Je crains fort, car je redoute toujours la conséquence dernière d’un principe, que la théorie du salaire ne reçoive forcément une application plus grave encore. L’indemnité pour la représentation nationale en semble le corollaire rigoureux. Si l’opposition, au lieu de remuer le vieux terrain révolutionnaire où les idées ne germent plus, avait pénétré plus avant dans les mœurs contemporaines, elle aurait compris la puissance de cette donnée plus facile à faire accepter au pays que tant d’autres si vainement émises par elle, et d’une portée bien autrement sérieuse.
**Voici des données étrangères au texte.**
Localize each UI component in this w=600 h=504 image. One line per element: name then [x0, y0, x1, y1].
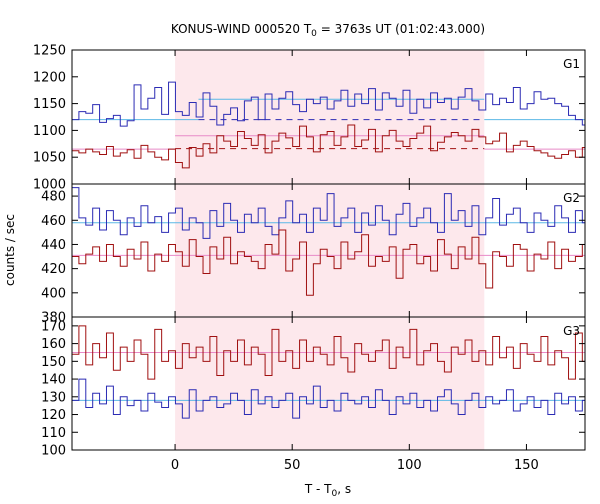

On vient de dire que, relativement aux fonctions publiques, la France était placée sur une pente analogue à celle des États-Unis : ajoutons pourtant qu’avec le principe électif, base désormais consacrée de nos institutions politiques et administratives, semble devoir se combiner de plus en plus un autre principe destiné à devenir en même temps son complément et son contrepoids. Je veux parler du concours ou de l’épreuve scientifique. Cette épreuve est déjà l’initiation obligée à beaucoup de carrières, et cette initiation tend à se généraliser graduellement. Ce principe n’a rien d’américain ; il appartient essentiellement à l’Europe et au gouvernement de la bourgeoisie : c’est le droit de l’intelligence légalement reconnu, c’est la concurrence introduite dans le domaine de la pensée. Peut-être l’avenir verra-t-il l’épreuve scientifique imposée comme condition d’éligibilité aux divers degrés de la hiérarchie, soit politique, soit administrative. Alors la souveraineté nationale trouverait toujours une limite hors d’elle-même, et le droit constitutionnel de l’Europe serait fondé en regard de celui de l’Amérique.